Economy



By Melissa Luz T. Lopez,
Senior Reporter


Remittances expected to bring rough balance to current account




Posted on July 19, 2017


THE sustained strength in monthly remittances will keep the current account in a modest deficit this year, as the money inflows help offset the wider trade gap as the Philippines adopts more aggressive spending plans.

BSP Governor Nestor A. Espenilla, Jr. has said that the external position remains “very manageable” despite being in deficit. AFP
DBS Bank and ING Bank N.V. Manila said in separate market commentaries that the remittance inflows will help shore up the Philippine economy against expectations of a wider trade deficit this year, and allow the economy to keep the current account close to balance.

Cash remittances from Overseas Filipino Workers (OFWs) hit $2.31 billion in May, up 5.5% from a year earlier and reversing a 5.9% decline in April, latest data from the Bangko Sentral ng Pilipinas (BSP) showed.

Money sent home by OFWs also grew by 4.5% to $11.346 billion in the five months to May, remaining on track to hit the central bank’s forecast of a fresh high of $28 billion for 2017.

Remittances totaled a record $26.9 billion in 2016, up 5%.

The current account measures money flows derived from trade in goods and services. A deficit meant more goods and services entered against outflows.

The Philippine Statistics Authority reported that the trade deficit widened to $2.753 billion in May, from $2.24 billion a year earlier, as imports grew 16.6% to outpace the 13.7% increase in exports.

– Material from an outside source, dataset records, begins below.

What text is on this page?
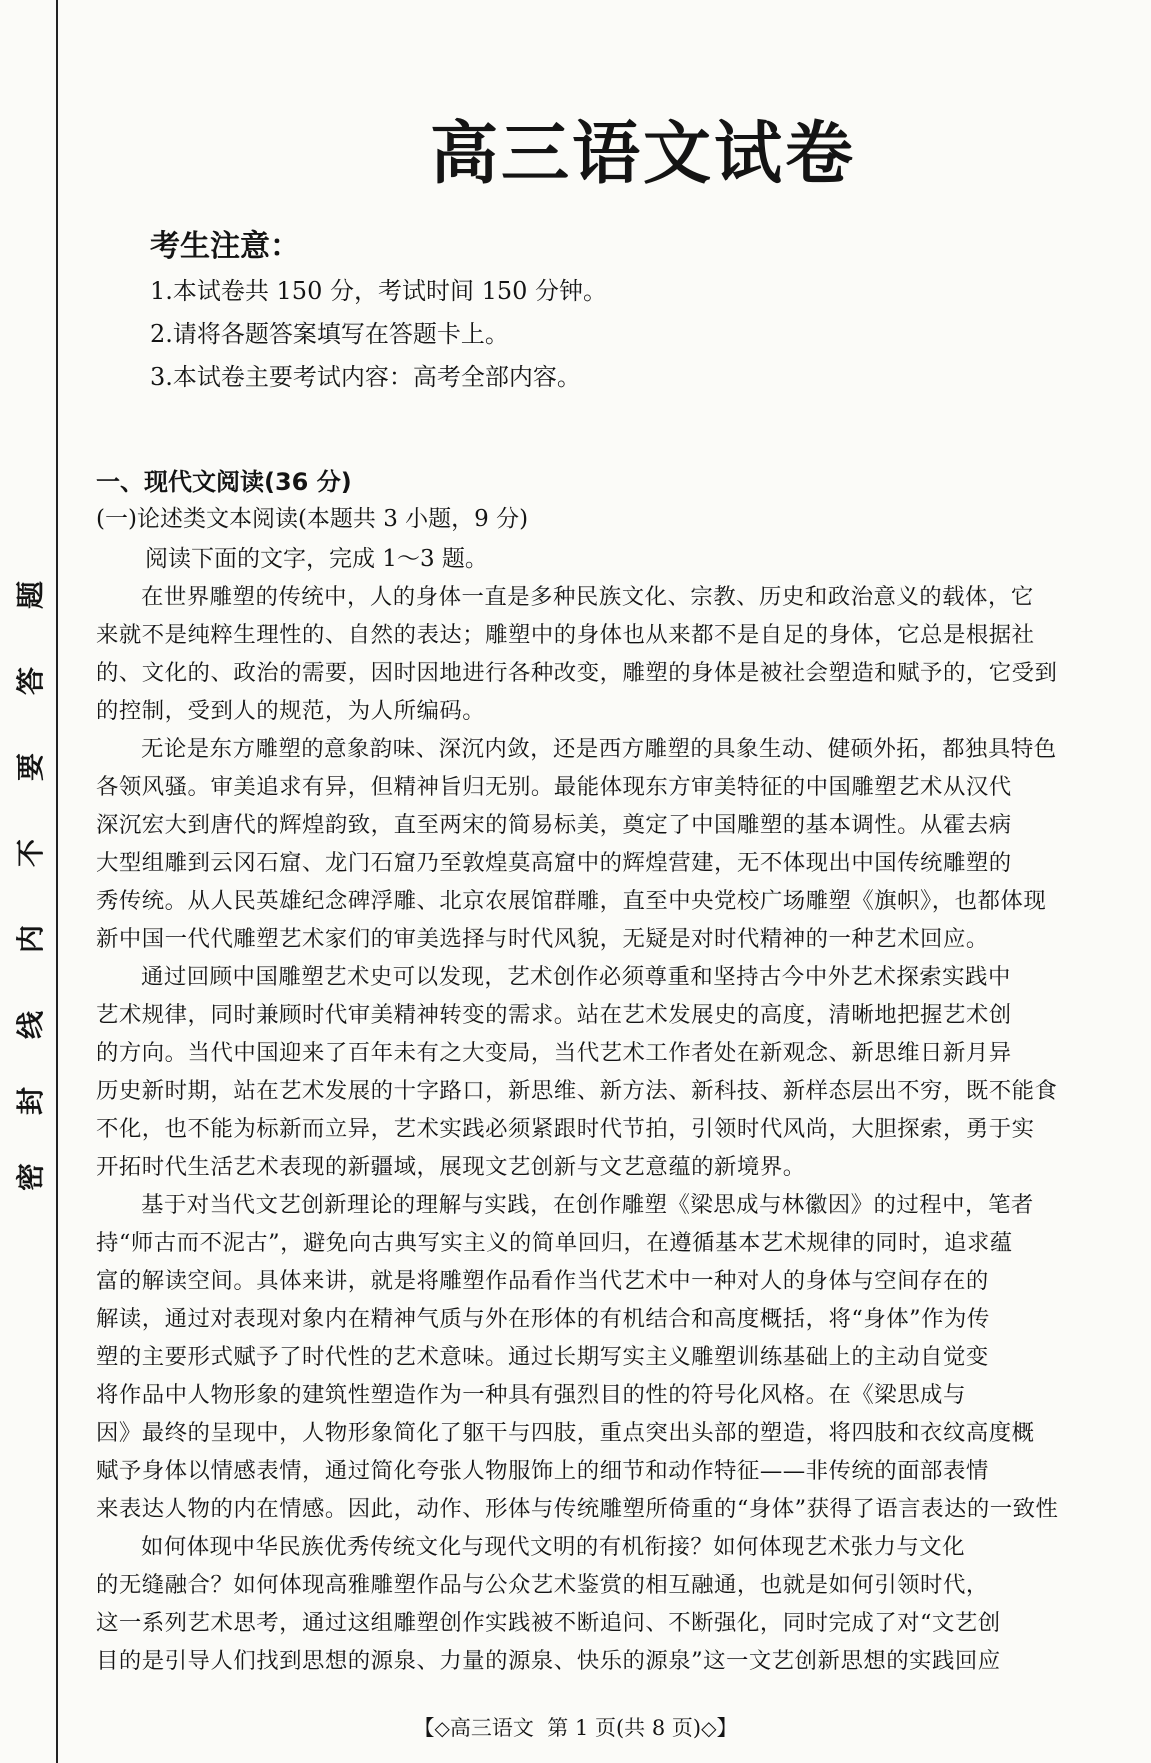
题
答
要
不
内
线
封
密
高三语文试卷
考生注意：
1.本试卷共 150 分，考试时间 150 分钟。
2.请将各题答案填写在答题卡上。
3.本试卷主要考试内容：高考全部内容。
一、现代文阅读(36 分)
(一)论述类文本阅读(本题共 3 小题，9 分)
阅读下面的文字，完成 1～3 题。
在世界雕塑的传统中，人的身体一直是多种民族文化、宗教、历史和政治意义的载体，它
来就不是纯粹生理性的、自然的表达；雕塑中的身体也从来都不是自足的身体，它总是根据社
的、文化的、政治的需要，因时因地进行各种改变，雕塑的身体是被社会塑造和赋予的，它受到
的控制，受到人的规范，为人所编码。
无论是东方雕塑的意象韵味、深沉内敛，还是西方雕塑的具象生动、健硕外拓，都独具特色
各领风骚。审美追求有异，但精神旨归无别。最能体现东方审美特征的中国雕塑艺术从汉代
深沉宏大到唐代的辉煌韵致，直至两宋的简易标美，奠定了中国雕塑的基本调性。从霍去病
大型组雕到云冈石窟、龙门石窟乃至敦煌莫高窟中的辉煌营建，无不体现出中国传统雕塑的
秀传统。从人民英雄纪念碑浮雕、北京农展馆群雕，直至中央党校广场雕塑《旗帜》，也都体现
新中国一代代雕塑艺术家们的审美选择与时代风貌，无疑是对时代精神的一种艺术回应。
通过回顾中国雕塑艺术史可以发现，艺术创作必须尊重和坚持古今中外艺术探索实践中
艺术规律，同时兼顾时代审美精神转变的需求。站在艺术发展史的高度，清晰地把握艺术创
的方向。当代中国迎来了百年未有之大变局，当代艺术工作者处在新观念、新思维日新月异
历史新时期，站在艺术发展的十字路口，新思维、新方法、新科技、新样态层出不穷，既不能食
不化，也不能为标新而立异，艺术实践必须紧跟时代节拍，引领时代风尚，大胆探索，勇于实
开拓时代生活艺术表现的新疆域，展现文艺创新与文艺意蕴的新境界。
基于对当代文艺创新理论的理解与实践，在创作雕塑《梁思成与林徽因》的过程中，笔者
持“师古而不泥古”，避免向古典写实主义的简单回归，在遵循基本艺术规律的同时，追求蕴
富的解读空间。具体来讲，就是将雕塑作品看作当代艺术中一种对人的身体与空间存在的
解读，通过对表现对象内在精神气质与外在形体的有机结合和高度概括，将“身体”作为传
塑的主要形式赋予了时代性的艺术意味。通过长期写实主义雕塑训练基础上的主动自觉变
将作品中人物形象的建筑性塑造作为一种具有强烈目的性的符号化风格。在《梁思成与
因》最终的呈现中，人物形象简化了躯干与四肢，重点突出头部的塑造，将四肢和衣纹高度概
赋予身体以情感表情，通过简化夸张人物服饰上的细节和动作特征——非传统的面部表情
来表达人物的内在情感。因此，动作、形体与传统雕塑所倚重的“身体”获得了语言表达的一致性
如何体现中华民族优秀传统文化与现代文明的有机衔接？如何体现艺术张力与文化
的无缝融合？如何体现高雅雕塑作品与公众艺术鉴赏的相互融通，也就是如何引领时代，
这一系列艺术思考，通过这组雕塑创作实践被不断追问、不断强化，同时完成了对“文艺创
目的是引导人们找到思想的源泉、力量的源泉、快乐的源泉”这一文艺创新思想的实践回应
【◇高三语文 第 1 页(共 8 页)◇】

BSP Governor Nestor A. Espenilla, Jr. has said that the external position remains “very manageable” despite being in deficit, with robust remittance inflows helping fuel further economic growth to support strong domestic consumption.

“Indeed, while foreign remittances are still trending at circa $2.3 billion per month, the trade deficit has moderated to a monthly pace of about $2 billion,” DBS Bank said in a report published yesterday.

“This is important not only for the positive impact it has on personal consumption growth, but also as a counter to the widening trade deficit.”

The BSP expects the Philippines to incur a $600 million current account deficit this year or 0.2% of gross domestic product (GDP), which if realized would reverse a $601-million surplus posted in 2016.

The central bank’s latest estimate factors in the uneven global growth prospects, which would weigh on trade and capital flows. In announcing the fresh estimates last month, BSP Deputy Governor Diwa C. Guinigundo cited developments in the United States -- particularly the pace of the Federal Reserve’s interest rate hikes and protectionist policies from President Donald J. Trump -- as key risks that could affect the Philippine economy.

The current account was in deficit by $318 million in the first quarter, equivalent to 0.4% of GDP. The analysts expect this trend to be sustained, as the government’s infrastructure spending push would require more capital goods imports.

With the steady stream of remittances, DBS Bank expects the current account balance to post a deficit equal to 0.3% of GDP this year.

For his part, ING Bank senior economist Jose Mario I. Cuyegkeng said OFW remittances and receipts from the business process outsourcing (BPO) industry will likewise cushion the sustained double-digit growth of imports of goods.

“Structural inflows (which have OFW remittances as one of two components) had allowed the economy to post years of current account surpluses and escape from an economic structure of twin deficits,” Mr. Cuyegkeng said yesterday.

ING sees a 4% annualized growth in remittances -- matching the BSP’s forecast -- alongside a 10% rise in BPO revenue.

“We expect this combination to allow the economy to post a more balanced current account to around 0.2% of GDP,” Mr. Cuyegkeng added.

Inflows from the BPO sector hit $5.5 billion during the first quarter, up 9.9% from a year earlier, according to latest central bank data.